Se pensarmos que a maioria dos fiadores são
pessoas idosas que possuem alguns bens de valor penhorável, acaba por
ser mais uma agressão ao sector da sociedade mais vulnerável e
desprotegido pelas leis e pelo Governo do país. Definitivamente este
país não é para velhos.
Na situação atual da economia, as pessoas
que estão atualmente mais a beneficiar com a crise e o desespero dos
incumpridores, são exatamente os agentes de justiça, nomeadamente os
advogados sem ética e os solicitadores que atuam em nome do Estado,
contratados como se fossem verdadeiros “cobradores de fraque”. Existe
uma verdadeira cumplicidade perversa entre o Estado e os agentes
privados da justiça, pois alguns organismos e fundos autónomos do
Ministério da Justiça, acabam por ser parte interessada nos dinheiros
cobrados aos incautos, que alimentam remunerações acessórias e a
autossustentação de estruturas com autonomia financeira e sede de
receitas próprias.
Onde estão e como atuam os reguladores, como a
Ordem dos Advogados e a Câmara dos Solicitadores?
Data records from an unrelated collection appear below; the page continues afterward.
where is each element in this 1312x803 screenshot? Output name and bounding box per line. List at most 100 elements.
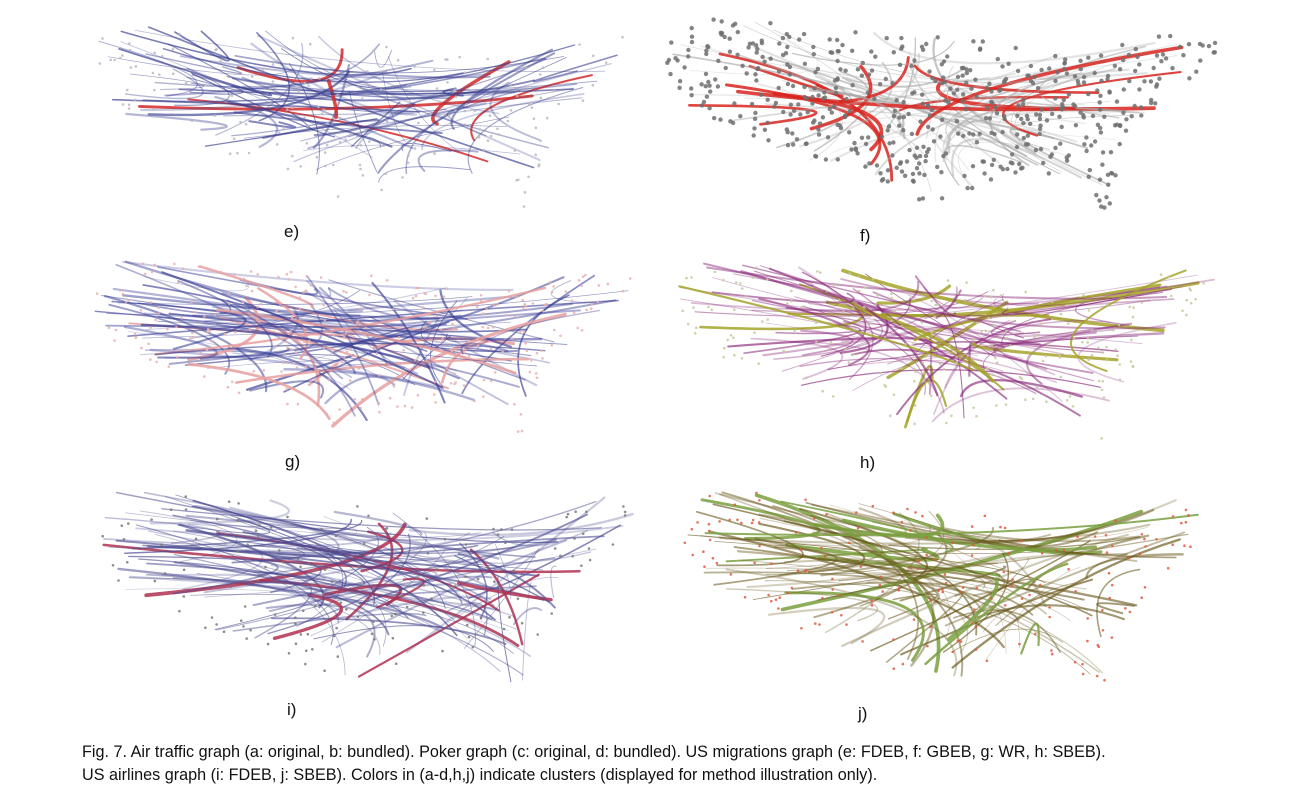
edge xyxy=(393,299,538,387)
node xyxy=(961,92,966,97)
node xyxy=(481,325,485,329)
node xyxy=(993,324,997,327)
node xyxy=(150,270,154,274)
node xyxy=(912,58,917,63)
node xyxy=(794,531,798,534)
node xyxy=(284,340,288,344)
node xyxy=(825,135,831,140)
edge xyxy=(142,544,479,555)
node xyxy=(711,556,715,560)
node xyxy=(527,102,531,106)
node xyxy=(1107,89,1112,94)
node xyxy=(1087,167,1092,173)
node xyxy=(690,276,693,279)
node xyxy=(486,139,490,142)
node xyxy=(1021,97,1026,103)
node xyxy=(910,171,916,177)
edge xyxy=(256,32,291,122)
edge xyxy=(346,309,364,313)
edge xyxy=(896,318,1052,416)
edge xyxy=(125,112,228,131)
node xyxy=(855,151,860,156)
node xyxy=(124,300,128,304)
node xyxy=(1097,100,1102,105)
edge xyxy=(189,289,360,339)
node xyxy=(1095,674,1099,678)
node xyxy=(564,290,568,293)
node xyxy=(985,659,989,663)
node xyxy=(925,553,928,557)
node xyxy=(576,326,579,330)
node xyxy=(1014,144,1020,150)
graph-nodes xyxy=(98,32,624,208)
edge xyxy=(832,131,1117,153)
node xyxy=(716,58,721,63)
edge xyxy=(839,55,910,104)
node xyxy=(892,108,898,114)
node xyxy=(790,142,796,147)
node xyxy=(301,609,305,613)
node xyxy=(246,543,249,546)
edge xyxy=(351,101,401,148)
edge xyxy=(740,270,1042,346)
node xyxy=(153,579,157,583)
node xyxy=(887,141,892,146)
node xyxy=(811,44,816,50)
node xyxy=(426,551,430,555)
node xyxy=(978,46,983,51)
node xyxy=(482,395,485,398)
edge xyxy=(198,265,314,309)
node xyxy=(735,52,740,57)
node xyxy=(909,63,914,69)
node xyxy=(945,54,950,59)
edge xyxy=(378,166,471,183)
node xyxy=(1154,53,1160,58)
node xyxy=(712,115,717,121)
node xyxy=(723,346,726,350)
node xyxy=(973,608,976,612)
node xyxy=(149,301,152,304)
node xyxy=(890,292,893,295)
edge xyxy=(245,532,471,552)
node xyxy=(184,495,188,498)
edge xyxy=(107,56,295,76)
node xyxy=(327,378,331,381)
node xyxy=(751,133,756,138)
node xyxy=(782,349,786,353)
node xyxy=(904,159,910,164)
panel-h: h) xyxy=(670,250,1226,472)
node xyxy=(305,142,309,145)
node xyxy=(933,78,938,84)
node xyxy=(723,65,728,71)
node xyxy=(591,83,595,87)
edge xyxy=(215,43,304,136)
edge xyxy=(252,539,557,607)
node xyxy=(1045,400,1048,403)
node xyxy=(464,575,468,578)
node xyxy=(531,302,535,305)
node xyxy=(753,331,756,334)
node xyxy=(930,331,934,334)
node xyxy=(755,266,758,269)
node xyxy=(1101,629,1105,632)
node xyxy=(1017,161,1022,167)
node xyxy=(904,342,907,346)
edge xyxy=(259,323,543,341)
edge xyxy=(1070,269,1187,372)
node xyxy=(1154,84,1159,89)
node xyxy=(522,330,526,333)
node xyxy=(434,294,437,298)
node xyxy=(729,573,733,576)
node xyxy=(291,106,294,109)
node xyxy=(901,114,906,120)
node xyxy=(927,69,932,74)
node xyxy=(1116,354,1119,358)
node xyxy=(128,48,132,52)
node xyxy=(958,590,962,594)
node xyxy=(543,303,547,307)
edge xyxy=(1002,354,1048,371)
node xyxy=(282,361,286,364)
edge xyxy=(1025,534,1150,591)
node xyxy=(733,21,738,26)
node xyxy=(324,164,327,168)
Será que o seu papel é
apenas garantir o “negocio” dos seus associados ou será que devem zelar
pelo cumprimento da sua ética profissional? Poderá ser tudo feito “ao
abrigo da lei vigente”, mas há limites éticos que não podem ser
ultrapassados.
Os verdadeiros vigaristas e incumpridores colocam-se
quase sempre a salvo, pois um país onde a justiça não funciona e a ética
não é respeitada, torna-se um paraíso para criminosos e maus
investidores e um calvário para aqueles que cada vez menos estão
integrados na economia formal como trabalhadores por conta de outrem ou
vivendo da sua pensão.
Não admira que haja cada vez menos pessoas
dispostas a serem fiadoras de pequenas transações ou negócios, o que
contribui para a paralisação da economia e para o agudizar do
individualismo e da desconfiança na sociedade portuguesa. A lei da selva
começa a vigorar e os oportunistas estão a proliferar em todos os
sectores.
Numa altura em que o Governo acabou de anunciar estímulos
fiscais ao investimento, parece que o empreendedorismo para jovens
passará a ser uma miragem no nosso país, pois ninguém mais irá ser
fiador quando corre o risco de ser tratado como criminoso e ver os seus
bens penhorados e serem alvo de assaltos por parte de sanguessugas que
se aproveitam da crise para ganhar dinheiro fácil. Os jovens de hoje em Portugal estão num verdadeiro ciclo vicioso, não só não conseguem emprego porque não têm experiência, mas também não podem arrendar casa ou criar o seu próprio negócio porque no atual contexto não conseguem ter acesso a um fiador.